We show that the CGST method provides increased discriminatory power relative to typing methods such as pulsed-field gel electrophoresis, ribotyping, and multi-locus sequence typing while it addresses several shortcomings of other methods of molecular characterization with next-generation sequence data. It uses discrete, well-defined groupings (types) of organisms that are phylogenetically relevant and easily interpreted. In addition, the CGST scheme can be expanded to include additional loci and HCC profiles in the future. In total, the CGST method provides an approach to the molecular characterization of Listeria monocytogenes with next-generation sequence data that is highly reproducible, easily standardized, portable, and accessible.
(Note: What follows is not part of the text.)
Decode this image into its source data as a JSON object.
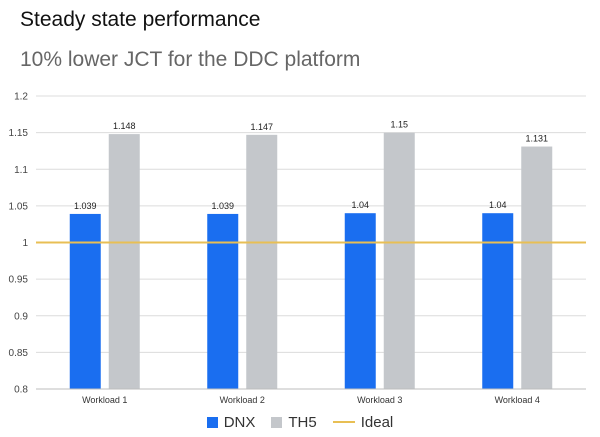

新一代测序提供了一种强大的分子特征分析手段。然而,诸如单核苷酸多态性检测或全染色体序列分析等方法计算成本高昂,容易出错,并且与传统分型方法相比,其普及程度仍然较低。在此,我们提出了用于分子特征分析的单核细胞增生李斯特菌核心基因组序列分型方法。该方法使用经计算以确保准确鉴定直系同源基因的高可信度核心(HCC)基因组。我们还基于HCC基因组的系统发育分析开发了一种具有进化相关性的命名法。最后,我们创建了一个流程(LmCGST;https://sourceforge.net/projects/lmcgst/files/),该流程接收原始的新一代测序读数,计算样本的HCC图谱,将其与一个可扩展数据库进行比较,指定一个序列类型,并进行系统发育分析。
我们分析了29个高质量的、封闭的单核细胞增生李斯特菌染色体序列,并确定了可作为自动化分子特征分析方法可靠靶点的基因座。我们鉴定出1013个开放阅读框,它们构成了我们的高可信度核心(HCC)基因组。然后,我们用来自114个分类单元的HCC图谱填充了一个数据库。我们对从加拿大李斯特菌病参考服务中心随机选择的84株分离株进行测序,并使用LmCGST流程对其进行分析。此外,我们为这84株分离株生成了脉冲场凝胶电泳、核糖体分型和计算机多位点序列分型(MLST)数据,并将结果与使用CGST方法获得的结果进行比较。我们发现所有这些方法得出的结果总体上是一致的。然而,由于分类数量的增加,CGST方法比此处测试的其他方法具有更强的鉴别力。
我们表明,与脉冲场凝胶电泳、核糖体分型和多位点序列分型等分型方法相比,CGST方法具有更强的鉴别力,同时它解决了其他分子特征分析方法在处理新一代序列数据时的几个缺点。它使用与系统发育相关且易于解释的离散、明确的生物体分组(类型)。此外,CGST方案未来可以扩展以纳入更多的基因座和HCC图谱。总体而言,CGST方法提供了一种利用新一代序列数据对单核细胞增生李斯特菌进行分子特征分析的方法,该方法具有高度可重复性、易于标准化、便携且易于获取。